Choir Boy
- Author: Charlie Jane Anders
- Language: English
- Genre: Fiction
- Published: April 5, 2005
- Publisher: Soft Skull Press
- Publication place: United States
- Pages: 320 pp

= Choir Boy (novel) =

2005 novel by Charlie Jane Anders

Choir Boy is a 2005 novel by Charlie Jane Anders.

==Plot==
Berry, a 12-year-old boy, wants nothing more than to remain a choirboy. Desperate to keep his voice from changing, Berry tries to injure himself, and then convinces a clinic to give him testosterone-inhibiting drugs that keep his voice from deepening but also cause him to grow breasts. Suddenly Berry's thrown into a world of unexpected gender issues that push him into a universe far more complex than anything he's ever known.

==Reception==
Choir Boy won the 2005 Lambda Literary Award for Transgender Literature.
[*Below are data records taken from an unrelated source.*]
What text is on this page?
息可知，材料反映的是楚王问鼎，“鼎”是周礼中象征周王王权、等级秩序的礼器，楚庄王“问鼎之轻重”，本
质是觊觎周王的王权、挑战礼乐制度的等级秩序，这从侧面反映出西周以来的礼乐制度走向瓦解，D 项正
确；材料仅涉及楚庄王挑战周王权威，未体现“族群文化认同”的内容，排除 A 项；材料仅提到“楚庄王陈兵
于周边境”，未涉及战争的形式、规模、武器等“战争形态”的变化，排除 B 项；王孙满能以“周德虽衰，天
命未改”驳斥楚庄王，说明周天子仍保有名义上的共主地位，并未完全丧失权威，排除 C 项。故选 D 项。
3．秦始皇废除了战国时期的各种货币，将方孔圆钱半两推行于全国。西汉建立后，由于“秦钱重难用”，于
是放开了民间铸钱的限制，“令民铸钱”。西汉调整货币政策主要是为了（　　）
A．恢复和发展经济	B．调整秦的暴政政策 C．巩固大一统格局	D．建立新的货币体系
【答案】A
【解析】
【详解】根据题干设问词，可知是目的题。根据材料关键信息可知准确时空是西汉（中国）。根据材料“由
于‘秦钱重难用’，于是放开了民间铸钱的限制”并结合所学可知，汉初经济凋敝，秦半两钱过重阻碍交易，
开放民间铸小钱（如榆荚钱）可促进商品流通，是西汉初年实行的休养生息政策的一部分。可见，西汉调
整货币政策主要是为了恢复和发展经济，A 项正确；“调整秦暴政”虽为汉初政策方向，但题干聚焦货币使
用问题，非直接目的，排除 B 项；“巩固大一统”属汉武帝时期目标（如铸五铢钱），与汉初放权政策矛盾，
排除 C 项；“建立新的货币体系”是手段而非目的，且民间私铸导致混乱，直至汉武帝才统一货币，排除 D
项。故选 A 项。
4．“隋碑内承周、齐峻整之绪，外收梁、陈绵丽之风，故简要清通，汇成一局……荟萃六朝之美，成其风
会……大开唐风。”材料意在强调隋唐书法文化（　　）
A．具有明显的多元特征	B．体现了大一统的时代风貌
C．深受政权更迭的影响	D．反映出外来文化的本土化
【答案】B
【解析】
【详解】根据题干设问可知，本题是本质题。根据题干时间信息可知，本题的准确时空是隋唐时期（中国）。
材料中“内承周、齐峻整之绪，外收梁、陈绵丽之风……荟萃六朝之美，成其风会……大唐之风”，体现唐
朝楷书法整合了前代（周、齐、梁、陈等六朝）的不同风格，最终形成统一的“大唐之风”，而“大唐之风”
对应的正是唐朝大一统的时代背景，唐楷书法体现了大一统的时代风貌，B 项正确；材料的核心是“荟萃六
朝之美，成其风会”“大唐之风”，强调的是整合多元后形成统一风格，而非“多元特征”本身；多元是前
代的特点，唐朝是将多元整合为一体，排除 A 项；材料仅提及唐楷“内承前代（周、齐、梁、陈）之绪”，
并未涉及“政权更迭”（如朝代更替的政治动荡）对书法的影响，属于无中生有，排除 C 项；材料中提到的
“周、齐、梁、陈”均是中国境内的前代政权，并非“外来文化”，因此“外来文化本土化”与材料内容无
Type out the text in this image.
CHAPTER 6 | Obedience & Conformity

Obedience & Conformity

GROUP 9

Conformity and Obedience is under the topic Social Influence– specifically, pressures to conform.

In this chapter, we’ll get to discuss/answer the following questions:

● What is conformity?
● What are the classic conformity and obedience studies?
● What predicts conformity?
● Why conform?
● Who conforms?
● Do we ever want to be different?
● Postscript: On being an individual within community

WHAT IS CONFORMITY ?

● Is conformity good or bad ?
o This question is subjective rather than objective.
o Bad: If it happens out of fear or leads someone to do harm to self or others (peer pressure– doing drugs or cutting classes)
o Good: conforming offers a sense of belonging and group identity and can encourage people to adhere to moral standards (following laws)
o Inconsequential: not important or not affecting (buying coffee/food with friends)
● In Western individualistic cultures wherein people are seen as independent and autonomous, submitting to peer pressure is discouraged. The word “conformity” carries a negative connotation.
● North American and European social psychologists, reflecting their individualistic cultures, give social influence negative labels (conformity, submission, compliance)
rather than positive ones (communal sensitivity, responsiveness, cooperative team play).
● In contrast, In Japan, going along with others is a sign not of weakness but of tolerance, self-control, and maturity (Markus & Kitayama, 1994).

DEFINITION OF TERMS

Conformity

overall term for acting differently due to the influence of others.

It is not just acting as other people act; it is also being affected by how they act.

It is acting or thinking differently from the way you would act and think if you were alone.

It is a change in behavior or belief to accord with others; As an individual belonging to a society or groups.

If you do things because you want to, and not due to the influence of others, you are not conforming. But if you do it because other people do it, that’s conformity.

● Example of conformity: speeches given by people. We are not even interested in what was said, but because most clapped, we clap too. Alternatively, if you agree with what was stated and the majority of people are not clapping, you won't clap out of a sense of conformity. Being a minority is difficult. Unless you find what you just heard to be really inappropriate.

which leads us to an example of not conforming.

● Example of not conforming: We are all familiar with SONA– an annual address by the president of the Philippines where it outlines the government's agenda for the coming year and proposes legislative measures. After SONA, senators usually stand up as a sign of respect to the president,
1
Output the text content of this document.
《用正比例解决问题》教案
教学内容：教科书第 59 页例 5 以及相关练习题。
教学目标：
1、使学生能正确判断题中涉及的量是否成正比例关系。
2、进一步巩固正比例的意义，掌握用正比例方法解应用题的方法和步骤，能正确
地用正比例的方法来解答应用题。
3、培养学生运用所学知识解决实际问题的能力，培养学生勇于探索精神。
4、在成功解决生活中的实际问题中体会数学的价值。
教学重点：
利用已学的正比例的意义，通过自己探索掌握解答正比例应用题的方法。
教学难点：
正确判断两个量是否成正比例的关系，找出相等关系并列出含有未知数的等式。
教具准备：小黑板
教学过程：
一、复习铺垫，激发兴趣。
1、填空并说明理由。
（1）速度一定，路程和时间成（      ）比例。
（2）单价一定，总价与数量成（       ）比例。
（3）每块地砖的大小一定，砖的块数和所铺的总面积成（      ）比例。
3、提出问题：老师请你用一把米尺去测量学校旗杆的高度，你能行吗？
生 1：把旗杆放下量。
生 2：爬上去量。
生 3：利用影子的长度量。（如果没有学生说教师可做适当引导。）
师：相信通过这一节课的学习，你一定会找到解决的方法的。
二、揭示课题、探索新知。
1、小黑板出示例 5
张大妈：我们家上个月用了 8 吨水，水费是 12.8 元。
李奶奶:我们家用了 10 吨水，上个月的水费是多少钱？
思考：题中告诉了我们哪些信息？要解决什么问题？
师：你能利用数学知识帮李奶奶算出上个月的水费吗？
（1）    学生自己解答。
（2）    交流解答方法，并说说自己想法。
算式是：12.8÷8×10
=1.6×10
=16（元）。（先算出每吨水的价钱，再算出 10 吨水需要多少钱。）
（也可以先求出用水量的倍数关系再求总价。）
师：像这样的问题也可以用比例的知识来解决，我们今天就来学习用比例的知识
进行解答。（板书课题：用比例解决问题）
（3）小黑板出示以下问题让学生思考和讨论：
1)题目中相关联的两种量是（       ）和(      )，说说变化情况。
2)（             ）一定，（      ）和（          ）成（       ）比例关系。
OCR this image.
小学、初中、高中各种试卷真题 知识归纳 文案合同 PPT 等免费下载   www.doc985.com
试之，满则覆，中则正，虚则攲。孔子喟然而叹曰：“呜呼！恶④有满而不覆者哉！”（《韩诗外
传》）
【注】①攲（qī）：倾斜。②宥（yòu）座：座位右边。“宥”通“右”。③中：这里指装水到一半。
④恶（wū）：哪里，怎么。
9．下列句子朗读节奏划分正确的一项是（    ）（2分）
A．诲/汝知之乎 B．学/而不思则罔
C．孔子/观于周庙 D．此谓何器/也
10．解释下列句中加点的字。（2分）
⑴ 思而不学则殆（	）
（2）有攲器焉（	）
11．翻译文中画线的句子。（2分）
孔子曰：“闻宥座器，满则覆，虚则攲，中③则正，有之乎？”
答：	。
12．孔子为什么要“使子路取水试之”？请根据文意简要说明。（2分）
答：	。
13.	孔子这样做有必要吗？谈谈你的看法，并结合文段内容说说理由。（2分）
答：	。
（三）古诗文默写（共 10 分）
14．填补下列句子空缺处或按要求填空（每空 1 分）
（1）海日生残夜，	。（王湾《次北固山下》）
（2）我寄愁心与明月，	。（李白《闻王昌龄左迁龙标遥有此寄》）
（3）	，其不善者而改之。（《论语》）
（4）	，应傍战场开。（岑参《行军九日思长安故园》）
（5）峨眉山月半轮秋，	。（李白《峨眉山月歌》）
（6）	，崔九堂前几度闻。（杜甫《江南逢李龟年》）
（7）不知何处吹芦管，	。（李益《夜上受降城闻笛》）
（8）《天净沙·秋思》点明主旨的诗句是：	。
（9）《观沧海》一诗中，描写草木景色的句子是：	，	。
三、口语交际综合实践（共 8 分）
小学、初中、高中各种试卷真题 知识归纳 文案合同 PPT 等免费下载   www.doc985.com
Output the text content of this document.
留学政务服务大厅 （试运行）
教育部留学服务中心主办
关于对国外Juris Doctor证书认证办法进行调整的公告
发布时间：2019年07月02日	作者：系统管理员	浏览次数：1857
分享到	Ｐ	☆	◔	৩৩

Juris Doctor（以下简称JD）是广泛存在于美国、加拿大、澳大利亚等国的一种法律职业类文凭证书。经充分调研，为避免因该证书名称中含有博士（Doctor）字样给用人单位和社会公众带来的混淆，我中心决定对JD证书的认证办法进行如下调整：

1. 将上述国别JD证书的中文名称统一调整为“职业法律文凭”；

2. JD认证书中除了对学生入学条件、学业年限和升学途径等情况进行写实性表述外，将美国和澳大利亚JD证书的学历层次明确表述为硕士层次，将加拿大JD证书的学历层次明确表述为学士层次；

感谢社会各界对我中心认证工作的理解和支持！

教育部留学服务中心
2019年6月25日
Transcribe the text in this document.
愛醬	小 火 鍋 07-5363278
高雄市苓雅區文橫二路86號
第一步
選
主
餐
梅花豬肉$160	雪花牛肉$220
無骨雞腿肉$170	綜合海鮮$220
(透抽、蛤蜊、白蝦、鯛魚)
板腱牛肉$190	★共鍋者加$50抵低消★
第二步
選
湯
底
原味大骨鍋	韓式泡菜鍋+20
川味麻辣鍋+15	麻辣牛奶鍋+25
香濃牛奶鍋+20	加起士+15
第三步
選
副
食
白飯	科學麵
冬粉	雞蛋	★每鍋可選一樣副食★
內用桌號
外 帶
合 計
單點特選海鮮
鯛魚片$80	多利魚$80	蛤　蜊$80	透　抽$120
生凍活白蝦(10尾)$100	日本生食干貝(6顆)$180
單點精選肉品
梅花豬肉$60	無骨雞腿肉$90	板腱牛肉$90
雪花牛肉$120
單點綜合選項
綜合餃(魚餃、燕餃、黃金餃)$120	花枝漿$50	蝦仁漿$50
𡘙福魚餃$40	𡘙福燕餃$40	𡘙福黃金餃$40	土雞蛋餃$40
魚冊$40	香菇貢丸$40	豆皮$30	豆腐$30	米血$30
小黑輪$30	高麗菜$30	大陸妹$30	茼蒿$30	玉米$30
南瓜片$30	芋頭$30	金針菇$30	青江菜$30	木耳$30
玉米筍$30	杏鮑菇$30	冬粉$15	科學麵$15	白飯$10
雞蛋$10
Tikkun described it as "engaging", noting its "believable, frustrating quality", and lauded Anders for "handl[ing] issues of gender (and religion, race, and class) with a light touch."

Kirkus Reviews called it "groundbreaking and unflinching", with Berry's story being "memorable", but overall faulted it for a "lack of a cohesive voice and too much figurative language", with "[a]trocious metaphors, sloppy editing and too many pithy observations [that] detract from the prose."